Были они настойчивы и удачливы. Их снаряды направлялись точно по высоте цели, а цель – иначе говоря, я – летела вниз головой, выставив уязвимые места.
Один снаряд разорвался так близко, что я подумал, будто он и впрямь попал в мой самолет. Может, так оно и было. От каждого второго пилота бомбардировщика можно услышать рассказ о том, как снаряд на самом деле отскочил от его самолета, или от самолета, который он видел, или от самолета, которым управлял кто-то из его знакомых.
Первым моим чувством была абсолютная уверенность в том, что я падаю. Такой определенности не всегда легко достичь – для этого может потребоваться полчаса, посвященных прислушиванию к умирающему мотору. Подобно медицинскому диагнозу, этот процесс зависит не столько от логики, сколько от опыта.
Моему самолету, однако, не требовалось четырех месяцев в санатории. Никакая редкая или трудно диагностируемая болезнь не дразнила моего профессионального чувства. Если использовать медицинскую аналогию, самолету оторвало голову.
Керосинопровод был поврежден, и из него хлестал фонтан, как из нефтяной скважины. Двигатель, разумеется, прекратил функционировать. Фонарь мой снесло напрочь. В кабине было полно испаряющегося топлива, со свистом вырывающегося из щелей расколотой рамы, удерживавшей стекло. В одном из крыльев зияла огромная дыра, не оставляя сомнений, что крыло отвалится. Тело мое жалили раны, нанесенные шрапнелью. Я молился лишь о том, чтобы они оказались неглубокими, и чувствовал себя как человек, которого растирают спиртом после пробега через заросли ежевики.
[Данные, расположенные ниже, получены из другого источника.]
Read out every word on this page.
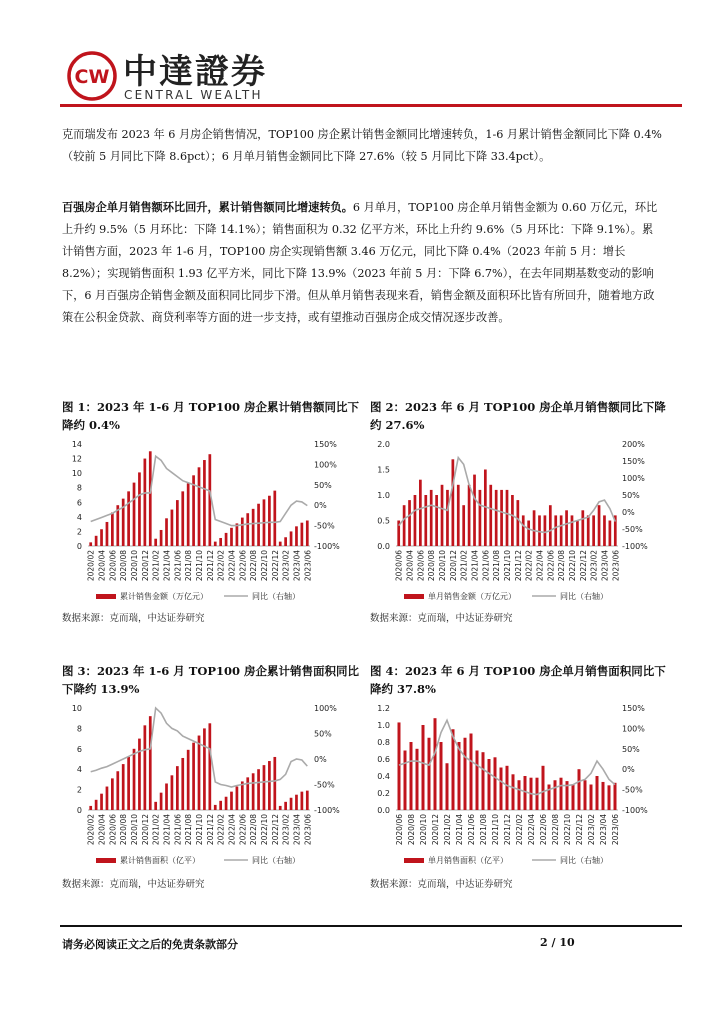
CW 中達證券
CENTRAL WEALTH

克而瑞发布 2023 年 6 月房企销售情况，TOP100 房企累计销售金额同比增速转负，1-6 月累计销售金额同比下降 0.4%（较前 5 月同比下降 8.6pct）；6 月单月销售金额同比下降 27.6%（较 5 月同比下降 33.4pct）。

百强房企单月销售额环比回升，累计销售额同比增速转负。6 月单月，TOP100 房企单月销售金额为 0.60 万亿元，环比上升约 9.5%（5 月环比：下降 14.1%）；销售面积为 0.32 亿平方米，环比上升约 9.6%（5 月环比：下降 9.1%）。累计销售方面，2023 年 1-6 月，TOP100 房企实现销售额 3.46 万亿元，同比下降 0.4%（2023 年前 5 月：增长 8.2%）；实现销售面积 1.93 亿平方米，同比下降 13.9%（2023 年前 5 月：下降 6.7%），在去年同期基数变动的影响下，6 月百强房企销售金额及面积同比同步下滑。但从单月销售表现来看，销售金额及面积环比皆有所回升，随着地方政策在公积金贷款、商贷利率等方面的进一步支持，或有望推动百强房企成交情况逐步改善。

图 1：2023 年 1-6 月 TOP100 房企累计销售额同比下降约 0.4%

图 2：2023 年 6 月 TOP100 房企单月销售额同比下降约 27.6%

图 3：2023 年 1-6 月 TOP100 房企累计销售面积同比下降约 13.9%

图 4：2023 年 6 月 TOP100 房企单月销售面积同比下降约 37.8%

0
2
4
6
8
10
12
14
-100%
-50%
0%
50%
100%
150%
2020/02 2020/04 2020/06 2020/08 2020/10 2020/12 2021/02 2021/04 2021/06 2021/08 2021/10 2021/12 2022/02 2022/04 2022/06 2022/08 2022/10 2022/12 2023/02 2023/04 2023/06
累计销售金额（万亿元）	同比（右轴）
0.0
0.5
1.0
1.5
2.0
-100%
-50%
0%
50%
100%
150%
200%
2020/06 2020/04 2020/06 2020/08 2020/10 2020/12 2021/02 2021/04 2021/06 2021/08 2021/10 2021/12 2022/02 2022/04 2022/06 2022/08 2022/10 2022/12 2023/02 2023/04 2023/06
单月销售金额（万亿元）	同比（右轴）
0
2
4
6
8
10
-100%
-50%
0%
50%
100%
2020/02 2020/04 2020/06 2020/08 2020/10 2020/12 2021/02 2021/04 2021/06 2021/08 2021/10 2021/12 2022/02 2022/04 2022/06 2022/08 2022/10 2022/12 2023/02 2023/04 2023/06
累计销售面积（亿平）	同比（右轴）
0.0
0.2
0.4
0.6
0.8
1.0
1.2
-100%
-50%
0%
50%
100%
150%
2020/06 2020/08 2020/10 2020/12 2021/02 2021/04 2021/06 2021/08 2021/10 2021/12 2022/02 2022/04 2022/06 2022/08 2022/10 2022/12 2023/02 2023/04 2023/06
单月销售面积（亿平）	同比（右轴）
数据来源：克而瑞，中达证券研究	数据来源：克而瑞，中达证券研究
数据来源：克而瑞，中达证券研究	数据来源：克而瑞，中达证券研究
请务必阅读正文之后的免责条款部分	2 / 10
Понадеявшись, что крыло выдержит, я выровнялся единым мягким движением. Хотя крыло и подпрыгнуло, оно не отвалилось. Пропеллер уже расслабленно покачивался. «Кто это сделал?» – спросил я у ветра, трепавшего меня по губам, пока я говорил. Видимо, это сделал я сам, не осознавая того, потому что, в конце концов, никого другого со мною не было.
Мне очень хотелось проскользнуть на нашу сторону линии фронта, так как я был совершенно уверен, что, если опущусь на немецкий участок, на котором уже погибли все боги, меня тоже попросту пристрелят. В конце, а это было именно концом, все становятся непостижимо жестокими.